Gift cards will be the number one gifting choice this year so recipients can put the money toward purchases they need to make. And 39% will intentionally choose gifts that people can enjoy throughout the year, like board and video games.

Zumwinkle was surprised that the survey results showed such a sharp drop in planned spending. “This is the first year in a long time where we’ve seen a reduction in predicted spending,” she said, adding that Accenture has conducted its survey for the past 17 years.

“It’s so nuanced, so changeable. One minute, it looks like sales are doing well and then something happens and it doesn’t. It’s going to be an interesting holiday, so retailers will need to display ever greater levels of agility and responsiveness as they navigate challenging headwinds,” she concluded.

History Repeats Itself?

With the U.S. economy so dependent on retail performance and retailers depending on holiday spending to bolster their year-end performance and reserves going into the new year, a lot is riding on how well consumers hold up this holiday season.
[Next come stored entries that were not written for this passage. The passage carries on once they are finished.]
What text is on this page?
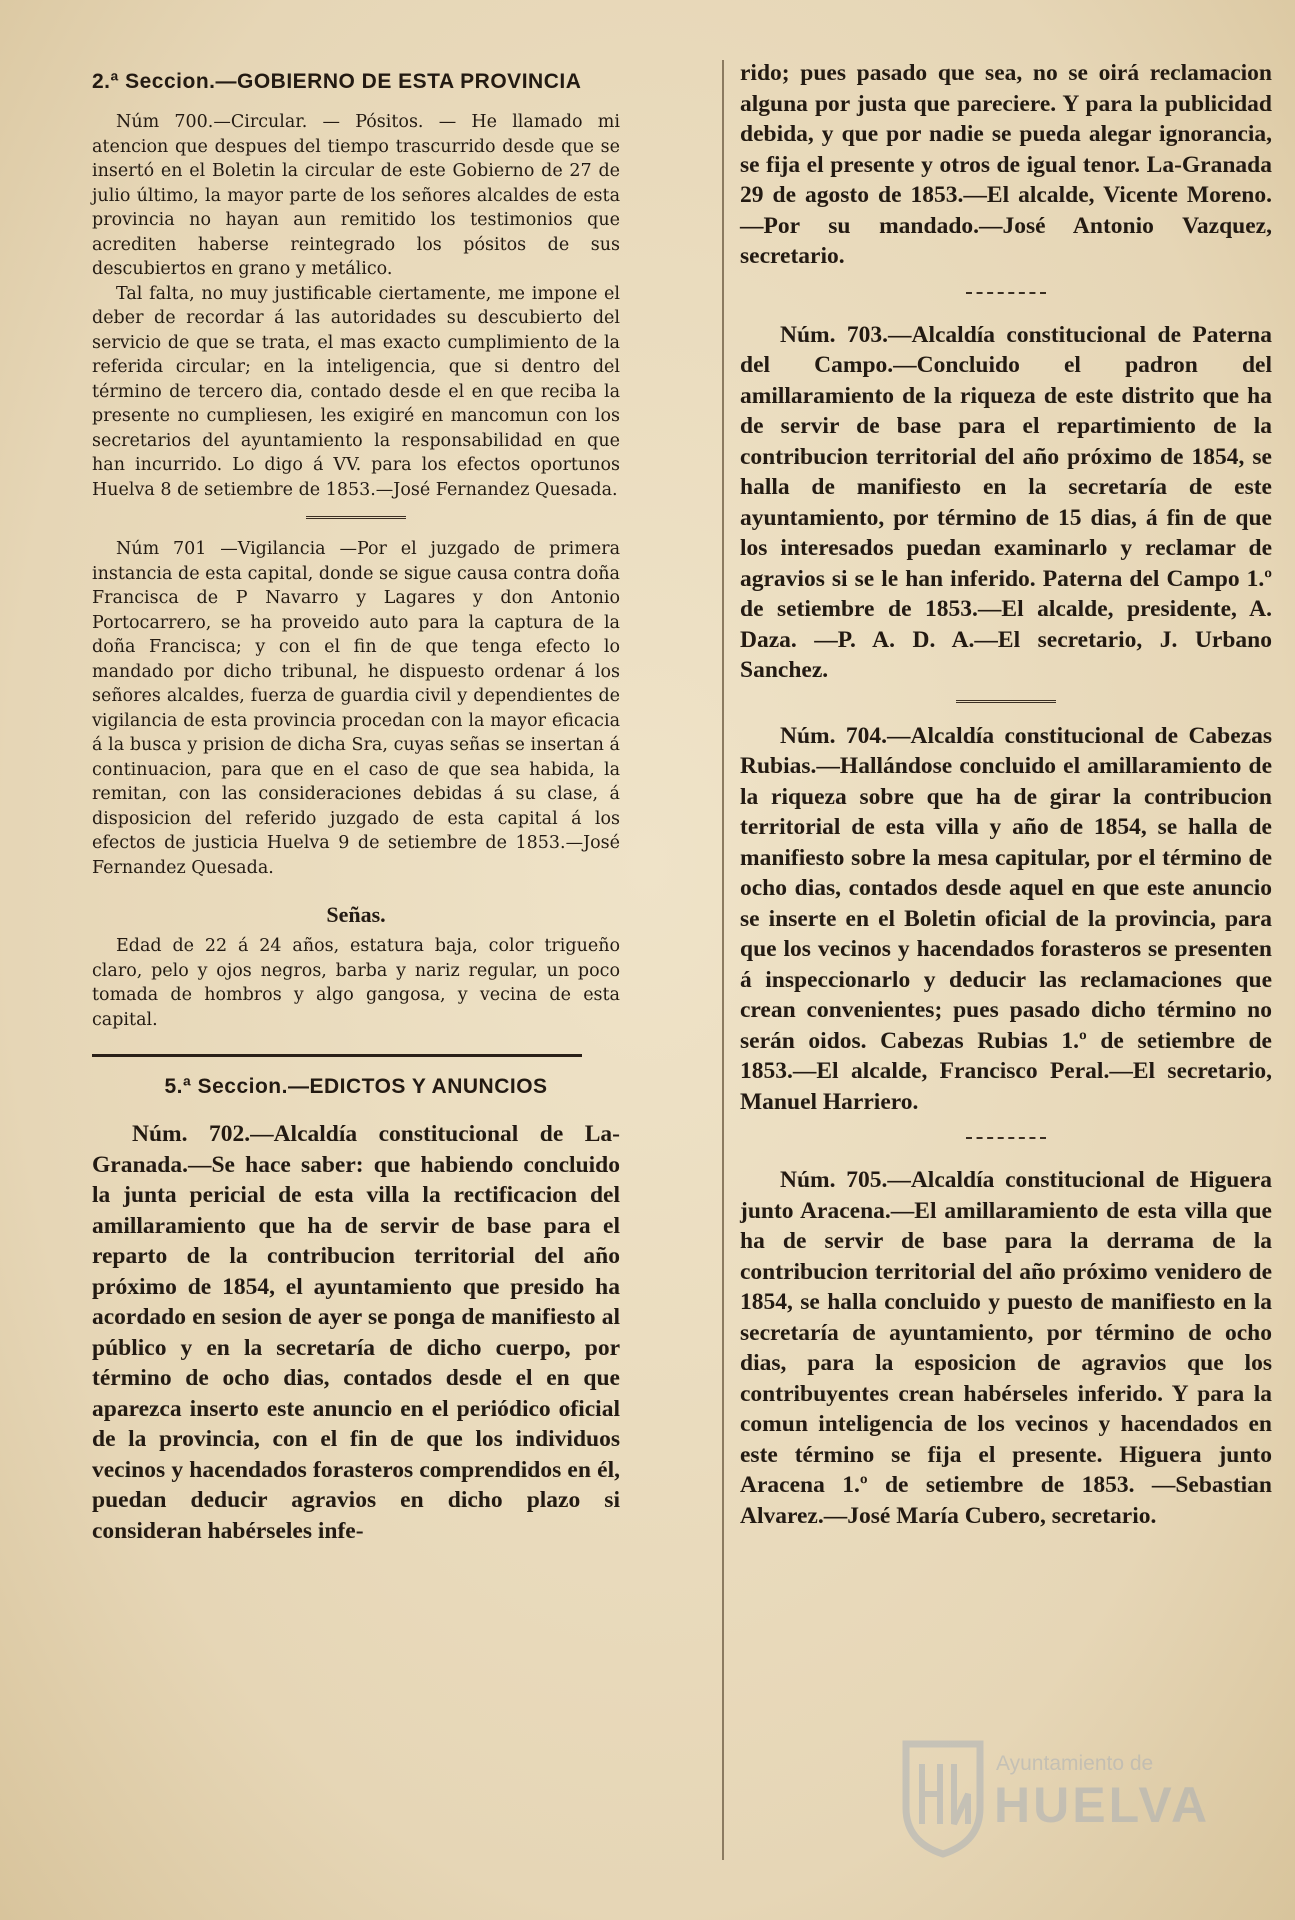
2.ª Seccion.—GOBIERNO DE ESTA PROVINCIA

Núm 700.—Circular. — Pósitos. — He llamado mi atencion que despues del tiempo trascurrido desde que se insertó en el Boletin la circular de este Gobierno de 27 de julio último, la mayor parte de los señores alcaldes de esta provincia no hayan aun remitido los testimonios que acrediten haberse reintegrado los pósitos de sus descubiertos en grano y metálico.

Tal falta, no muy justificable ciertamente, me impone el deber de recordar á las autoridades su descubierto del servicio de que se trata, el mas exacto cumplimiento de la referida circular; en la inteligencia, que si dentro del término de tercero dia, contado desde el en que reciba la presente no cumpliesen, les exigiré en mancomun con los secretarios del ayuntamiento la responsabilidad en que han incurrido. Lo digo á VV. para los efectos oportunos Huelva 8 de setiembre de 1853.—José Fernandez Quesada.

Núm 701 —Vigilancia —Por el juzgado de primera instancia de esta capital, donde se sigue causa contra doña Francisca de P Navarro y Lagares y don Antonio Portocarrero, se ha proveido auto para la captura de la doña Francisca; y con el fin de que tenga efecto lo mandado por dicho tribunal, he dispuesto ordenar á los señores alcaldes, fuerza de guardia civil y dependientes de vigilancia de esta provincia procedan con la mayor eficacia á la busca y prision de dicha Sra, cuyas señas se insertan á continuacion, para que en el caso de que sea habida, la remitan, con las consideraciones debidas á su clase, á disposicion del referido juzgado de esta capital á los efectos de justicia Huelva 9 de setiembre de 1853.—José Fernandez Quesada.

Señas.

Edad de 22 á 24 años, estatura baja, color trigueño claro, pelo y ojos negros, barba y nariz regular, un poco tomada de hombros y algo gangosa, y vecina de esta capital.

5.ª Seccion.—EDICTOS Y ANUNCIOS

Núm. 702.—Alcaldía constitucional de La-Granada.—Se hace saber: que habiendo concluido la junta pericial de esta villa la rectificacion del amillaramiento que ha de servir de base para el reparto de la contribucion territorial del año próximo de 1854, el ayuntamiento que presido ha acordado en sesion de ayer se ponga de manifiesto al público y en la secretaría de dicho cuerpo, por término de ocho dias, contados desde el en que aparezca inserto este anuncio en el periódico oficial de la provincia, con el fin de que los individuos vecinos y hacendados forasteros comprendidos en él, puedan deducir agravios en dicho plazo si consideran habérseles infe-

rido; pues pasado que sea, no se oirá reclamacion alguna por justa que pareciere. Y para la publicidad debida, y que por nadie se pueda alegar ignorancia, se fija el presente y otros de igual tenor. La-Granada 29 de agosto de 1853.—El alcalde, Vicente Moreno.—Por su mandado.—José Antonio Vazquez, secretario.

Núm. 703.—Alcaldía constitucional de Paterna del Campo.—Concluido el padron del amillaramiento de la riqueza de este distrito que ha de servir de base para el repartimiento de la contribucion territorial del año próximo de 1854, se halla de manifiesto en la secretaría de este ayuntamiento, por término de 15 dias, á fin de que los interesados puedan examinarlo y reclamar de agravios si se le han inferido. Paterna del Campo 1.º de setiembre de 1853.—El alcalde, presidente, A. Daza. —P. A. D. A.—El secretario, J. Urbano Sanchez.

Núm. 704.—Alcaldía constitucional de Cabezas Rubias.—Hallándose concluido el amillaramiento de la riqueza sobre que ha de girar la contribucion territorial de esta villa y año de 1854, se halla de manifiesto sobre la mesa capitular, por el término de ocho dias, contados desde aquel en que este anuncio se inserte en el Boletin oficial de la provincia, para que los vecinos y hacendados forasteros se presenten á inspeccionarlo y deducir las reclamaciones que crean convenientes; pues pasado dicho término no serán oidos. Cabezas Rubias 1.º de setiembre de 1853.—El alcalde, Francisco Peral.—El secretario, Manuel Harriero.

Núm. 705.—Alcaldía constitucional de Higuera junto Aracena.—El amillaramiento de esta villa que ha de servir de base para la derrama de la contribucion territorial del año próximo venidero de 1854, se halla concluido y puesto de manifiesto en la secretaría de ayuntamiento, por término de ocho dias, para la esposicion de agravios que los contribuyentes crean habérseles inferido. Y para la comun inteligencia de los vecinos y hacendados en este término se fija el presente. Higuera junto Aracena 1.º de setiembre de 1853. —Sebastian Alvarez.—José María Cubero, secretario.

Ayuntamiento de
HUELVA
And that remains a big question.

The Conference Board just announced that its October Consumer Confidence Index fell for the third month in a row. “Expectations for the next six months stayed below the recession threshold of 80, reflecting a decline in confidence about future business conditions, job availability, and incomes,” The Conference Board’s chief economist Dana Peterson said in a statement.

“October’s retreat reflected pullbacks in both the Present Situation and Expectations Index,” she continued, citing consumers’ concern over rising prices in general and for grocery and gasoline prices in particular. They also expressed concerns about the political situation, higher interest rates and worries about the recent turmoil in the Middle East.
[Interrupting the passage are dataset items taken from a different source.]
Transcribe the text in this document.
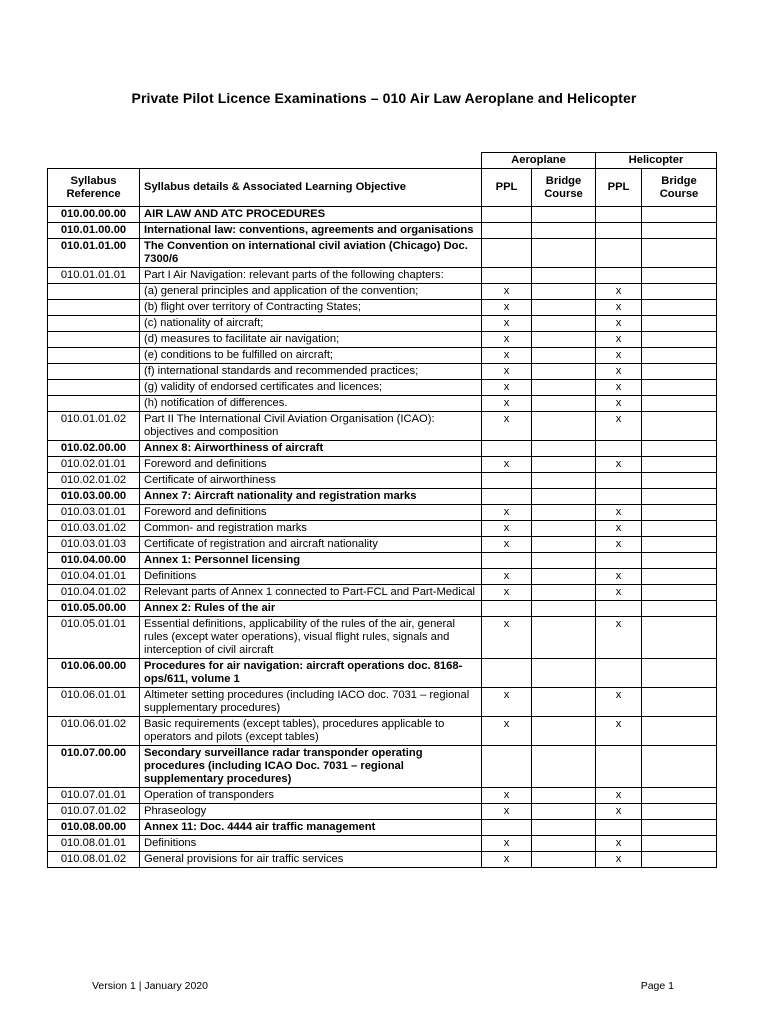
Private Pilot Licence Examinations – 010 Air Law Aeroplane and Helicopter
		Aeroplane		Helicopter	
Syllabus Reference	Syllabus details & Associated Learning Objective	PPL	Bridge Course	PPL	Bridge Course
010.00.00.00	AIR LAW AND ATC PROCEDURES				
010.01.00.00	International law: conventions, agreements and organisations				
010.01.01.00	The Convention on international civil aviation (Chicago) Doc. 7300/6				
010.01.01.01	Part I Air Navigation: relevant parts of the following chapters:				
	(a) general principles and application of the convention;	x		x	
	(b) flight over territory of Contracting States;	x		x	
	(c) nationality of aircraft;	x		x	
	(d) measures to facilitate air navigation;	x		x	
	(e) conditions to be fulfilled on aircraft;	x		x	
	(f) international standards and recommended practices;	x		x	
	(g) validity of endorsed certificates and licences;	x		x	
	(h) notification of differences.	x		x	
010.01.01.02	Part II The International Civil Aviation Organisation (ICAO): objectives and composition	x		x	
010.02.00.00	Annex 8: Airworthiness of aircraft				
010.02.01.01	Foreword and definitions	x		x	
010.02.01.02	Certificate of airworthiness				
010.03.00.00	Annex 7: Aircraft nationality and registration marks				
010.03.01.01	Foreword and definitions	x		x	
010.03.01.02	Common- and registration marks	x		x	
010.03.01.03	Certificate of registration and aircraft nationality	x		x	
010.04.00.00	Annex 1: Personnel licensing				
010.04.01.01	Definitions	x		x	
010.04.01.02	Relevant parts of Annex 1 connected to Part-FCL and Part-Medical	x		x	
010.05.00.00	Annex 2: Rules of the air				
010.05.01.01	Essential definitions, applicability of the rules of the air, general rules (except water operations), visual flight rules, signals and interception of civil aircraft	x		x	
010.06.00.00	Procedures for air navigation: aircraft operations doc. 8168-ops/611, volume 1				
010.06.01.01	Altimeter setting procedures (including IACO doc. 7031 – regional supplementary procedures)	x		x	
010.06.01.02	Basic requirements (except tables), procedures applicable to operators and pilots (except tables)	x		x	
010.07.00.00	Secondary surveillance radar transponder operating procedures (including ICAO Doc. 7031 – regional supplementary procedures)				
010.07.01.01	Operation of transponders	x		x	
010.07.01.02	Phraseology	x		x	
010.08.00.00	Annex 11: Doc. 4444 air traffic management				
010.08.01.01	Definitions	x		x	
010.08.01.02	General provisions for air traffic services	x		x	
Version 1 | January 2020	Page 1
While NRF’s Kleinhenz recognizes the headwinds, he remains firmly on the side of the 50% of economists that the Wall Street Journal polled recently who don’t expect a recession in the foreseeable future.

“So we did not expect the recession this year. We felt that the economy was still pretty strong. We are seeing, expecting some slowing in the economy right now,” Kleinhenz said. “There’s a lot of issues right now that need to be sorted out, whether it be monetary policy, fiscal policy, and even geopolitical events. We’re just seeing a softer pace than what we’ve seen, but yet I’m not in that recession camp for 2024.”

On the positive side, NRF may well realize its holiday growth forecast between 3% and 4%, just like holiday 2007 showed an increase before the bottom fell out in 2008.

But after the 2023 holiday, all bets are off about prospects for 2024. History may well repeat itself.